Филипп уже приготовился уйти вниз, в пыль, в груды камней, как вдруг его схватили за плечо. За секунду до телепортации он успел заметить разъярённые глаза Анны, и…
Они оказались на пологом берегу. Быстрые речные потоки бежали перед Филиппом, за спиной, в нескольких километрах, виднелись краснокаменные стены бастиона. Филипп вертел головой, оглядывая голые ветки разросшихся у берега кустов, пустые овраги, покрытые слабой, серой травой. Осознание, что произошло, ударило его секундами позже, как холодный ветер в лицо. Филипп, словно очнувшись, моргнул. Анна, хмурая, с поджатыми губами стояла перед ним, сверля его взглядом, словно пыталась им убить, словно жалела, что спасла его. Выбившиеся из косы пряди развевались на ветру.
— Спасибо… — проговорил Филипп и закашлялся.
Анна сильнее сжала челюсти, сморщила нос и… исчезла.
Филипп тяжело вздохнул. Если он на мгновение и засомневался в её нежелании сотрудничать, то сейчас уверенность возвращалась. И было в этом что-то гнетущее.
Он её не понимал. Не понимал он и себя тоже.
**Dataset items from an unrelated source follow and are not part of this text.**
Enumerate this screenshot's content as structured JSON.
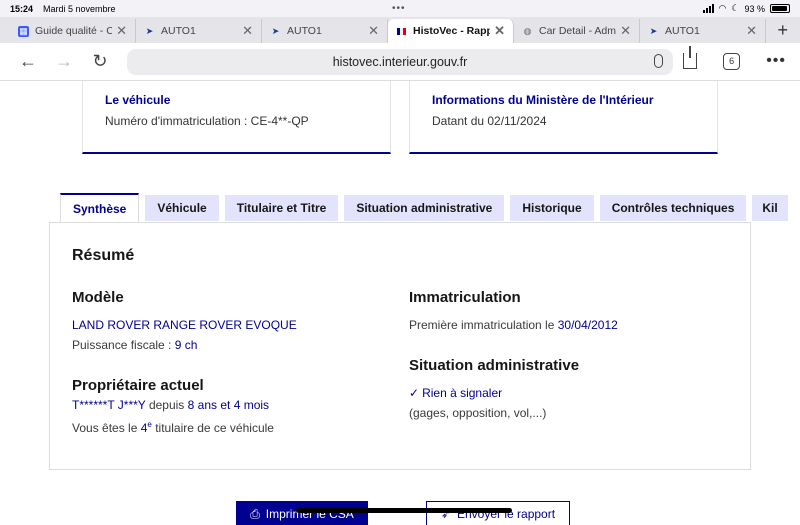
{
  "status": {
    "time": "15:24",
    "date": "Mardi 5 novembre",
    "battery": "93 %",
    "battery_level": 0.93
  },
  "browser_tabs": [
    {
      "title": "Guide qualité - C",
      "icon": "doc-icon",
      "active": false
    },
    {
      "title": "AUTO1",
      "icon": "auto1-icon",
      "active": false
    },
    {
      "title": "AUTO1",
      "icon": "auto1-icon",
      "active": false
    },
    {
      "title": "HistoVec - Rapp",
      "icon": "flag-icon",
      "active": true
    },
    {
      "title": "Car Detail - Adm",
      "icon": "globe-icon",
      "active": false
    },
    {
      "title": "AUTO1",
      "icon": "auto1-icon",
      "active": false
    }
  ],
  "toolbar": {
    "url": "histovec.interieur.gouv.fr",
    "tab_count": "6"
  },
  "cards": {
    "vehicle": {
      "title": "Le véhicule",
      "text": "Numéro d'immatriculation : CE-4**-QP"
    },
    "ministry": {
      "title": "Informations du Ministère de l'Intérieur",
      "text": "Datant du 02/11/2024"
    }
  },
  "page_tabs": [
    "Synthèse",
    "Véhicule",
    "Titulaire et Titre",
    "Situation administrative",
    "Historique",
    "Contrôles techniques",
    "Kil"
  ],
  "summary": {
    "heading": "Résumé",
    "model": {
      "heading": "Modèle",
      "name": "LAND ROVER RANGE ROVER EVOQUE",
      "power_label": "Puissance fiscale :",
      "power_value": "9 ch"
    },
    "owner": {
      "heading": "Propriétaire actuel",
      "name": "T******T J***Y",
      "since_label": "depuis",
      "since_value": "8 ans et 4 mois",
      "rank_prefix": "Vous êtes le",
      "rank_num": "4",
      "rank_sup": "e",
      "rank_suffix": "titulaire de ce véhicule"
    },
    "registration": {
      "heading": "Immatriculation",
      "label": "Première immatriculation le",
      "date": "30/04/2012"
    },
    "admin": {
      "heading": "Situation administrative",
      "status": "Rien à signaler",
      "detail": "(gages, opposition, vol,...)"
    }
  },
  "actions": {
    "print": "Imprimer le CSA",
    "send": "Envoyer le rapport"
  },
  "colors": {
    "primary": "#000091",
    "tab_bg": "#e3e3fd"
  }
}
Там, на поле боя, они готовы были друг друга убить, но она вырвала его из лап смерти, и, что странно, Филипп на неё не злился, хотя должен был. Вместо этого он жалел, что она не осталась.
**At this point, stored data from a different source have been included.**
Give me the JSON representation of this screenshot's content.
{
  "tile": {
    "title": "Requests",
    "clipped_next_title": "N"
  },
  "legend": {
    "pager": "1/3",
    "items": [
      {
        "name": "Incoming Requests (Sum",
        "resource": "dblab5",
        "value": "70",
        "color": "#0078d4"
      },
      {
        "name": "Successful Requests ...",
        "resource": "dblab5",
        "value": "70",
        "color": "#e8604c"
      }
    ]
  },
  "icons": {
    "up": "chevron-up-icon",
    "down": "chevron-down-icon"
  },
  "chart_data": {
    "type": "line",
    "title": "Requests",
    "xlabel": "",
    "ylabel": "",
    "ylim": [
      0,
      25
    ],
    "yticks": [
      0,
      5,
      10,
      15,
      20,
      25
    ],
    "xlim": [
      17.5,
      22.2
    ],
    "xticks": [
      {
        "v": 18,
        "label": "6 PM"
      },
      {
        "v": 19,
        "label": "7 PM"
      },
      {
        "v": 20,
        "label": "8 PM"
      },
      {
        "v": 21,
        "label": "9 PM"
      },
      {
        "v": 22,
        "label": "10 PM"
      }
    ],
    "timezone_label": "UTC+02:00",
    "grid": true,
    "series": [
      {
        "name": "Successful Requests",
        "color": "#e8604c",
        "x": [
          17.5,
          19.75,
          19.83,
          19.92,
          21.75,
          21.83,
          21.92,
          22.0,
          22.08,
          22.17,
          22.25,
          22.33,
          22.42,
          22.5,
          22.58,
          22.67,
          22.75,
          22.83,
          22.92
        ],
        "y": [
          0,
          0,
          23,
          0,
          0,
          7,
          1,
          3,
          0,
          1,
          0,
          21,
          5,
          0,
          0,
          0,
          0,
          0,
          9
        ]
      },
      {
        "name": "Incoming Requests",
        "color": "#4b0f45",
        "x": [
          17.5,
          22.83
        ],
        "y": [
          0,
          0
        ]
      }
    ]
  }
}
Ещё раз закашляв, Филипп покачал головой. Мысли об Анне стоило отложить, а вместо этого подумать, как он доберётся до базы. И для начала надо было хоть попробовать промыть рот: на зубах хрустел песок, в горле першило, нос чесался от попавшей в него пыли. Осмотревшись, Филипп нашёл самый некрутой спуск к реке и осторожно, морщась от парализующей боли в плече, рыча, но цепляясь обеими руками за корни кустов и выступы, спустился к воде. Та была ледяная. Середина весны — не время для купаний, но, несмотря на это, Филипп зачерпнул ладонями воду и плеснул себе в лицо. Холод заставил очнуться ещё раз. Мысли встали на место окончательно, и теперь он думал лишь о том, как по возвращении на полигон объяснит своё чудесное спасение. То, что сделала Анна, её выстрел в генерала Флиннстоуна, — военное преступление. То, что она спасла принца, могло бы быть искуплением, но его слова едва ли учтут. Кем бы он ни был…
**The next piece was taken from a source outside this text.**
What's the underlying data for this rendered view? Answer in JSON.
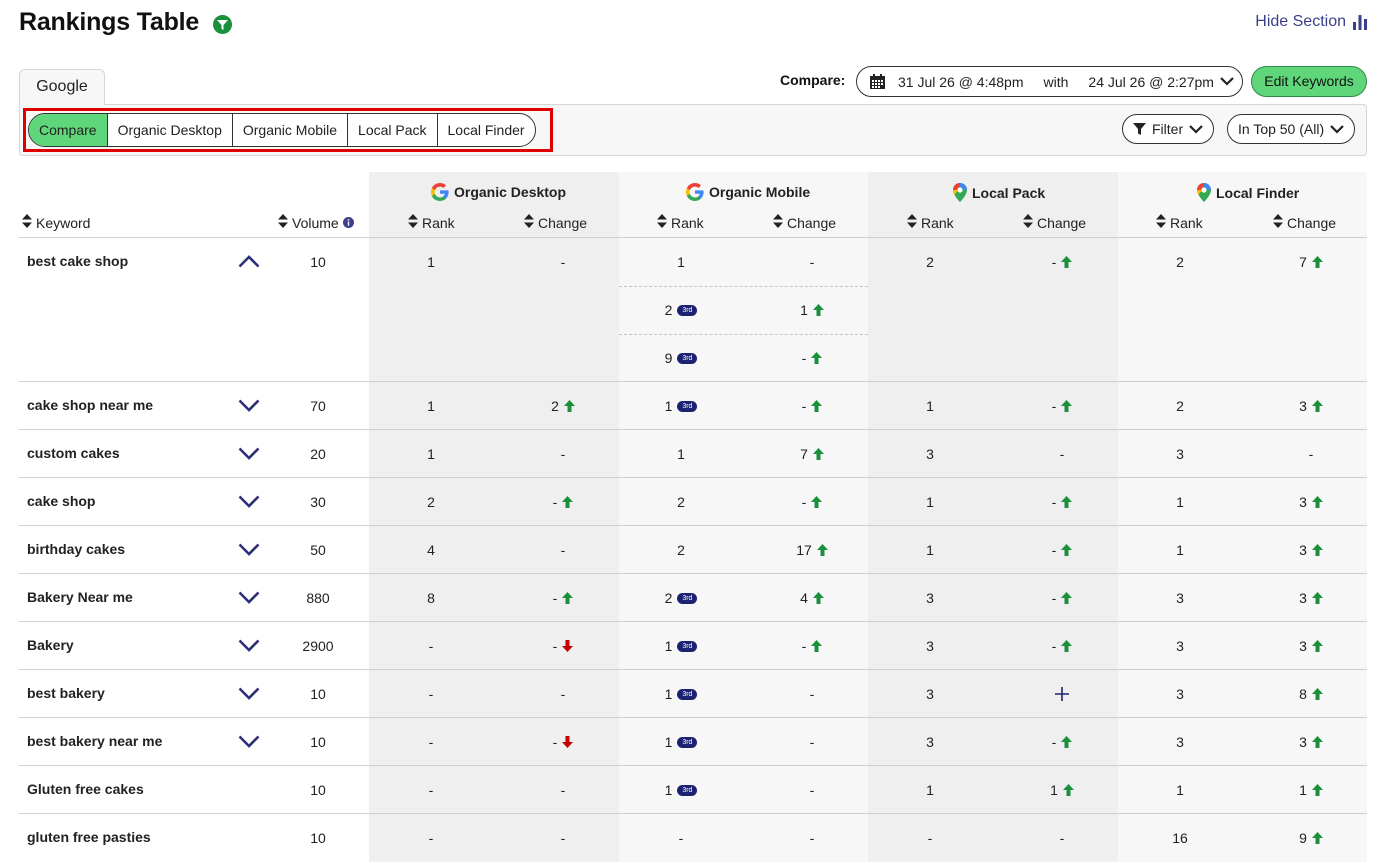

Посмотрев на раненую руку — по рукаву кителя расплылось бурого цвета пятно, — Филипп начал подъём обратно на холм. Ему предстоял долгий путь…
Хог откровенно веселился, стоя на крыше и глядя вниз. В его глазах плясали задорные искры всякий раз, когда он бросал взгляды на огромный котлован, где под камнями оказалось похоронено столько людей. Ему было плевать, на чьей они стороне, ему просто льстило, что это сделал он.
— Ты видела, Анка, — смеялся Хог, — как этот последний придурок шмякнулся, когда столб сломался? Я думал, что он будет кричать сильнее, правда…
— Ага, — буркнула Анна, сидя на аттиковой стене и глядя на то, как Харон и Орел устало привалились друг к другу и клевали носами. Лицо одного пересекала длинная красная полоса от выстрела, у второго была перемотана рука. Взгляд Анны скользил по их фигурам, но мыслями она была далеко.
Сначала она думала о том, что зря спасла Филиппа. Какое ей вообще было до него дело? Давно было пора забыть о нём и успокоиться. Но она не смогла позволить ему упасть. Одна мысль о его гибели причиняла боль.
И это было неправильно. Неправильно в первую очередь оттого, что рядом сидел Хог, и ему Анна была обязана всем. Он спас им с Орелом жизнь, он дал им крышу над головой и более или менее стабильный заработок. Он научил Орела бросать ножи и заставил тренироваться, чтобы тот больше не падал от парализующей боли в мышцах. Он дал им приключения, которые до этого раза были довольно безопасными: подстрелить редкого зверя, украсть что-то очень ценное, доставить что-то из одного города в другой.
За шесть лет они побывали во всех концах Пироса, на Райдосе, Санарксе, Нуре, Джеллиере и даже на Форкселли, куда больше года Хог обещал вернуться, чтобы воплотить мечту Анны, очарованной свободным, технологичным миром, что скрывался за океаном.
Но в последние месяцы всё пошло под откос. У них и раньше были стычки с влиятельными, опасными людьми, с властью, иногда приходилось вызволять друг друга из-под стражи (так они несколько лет назад и познакомились с Хароном), но Анна никогда не чувствовала так явно нависшую над ними угрозу смерти.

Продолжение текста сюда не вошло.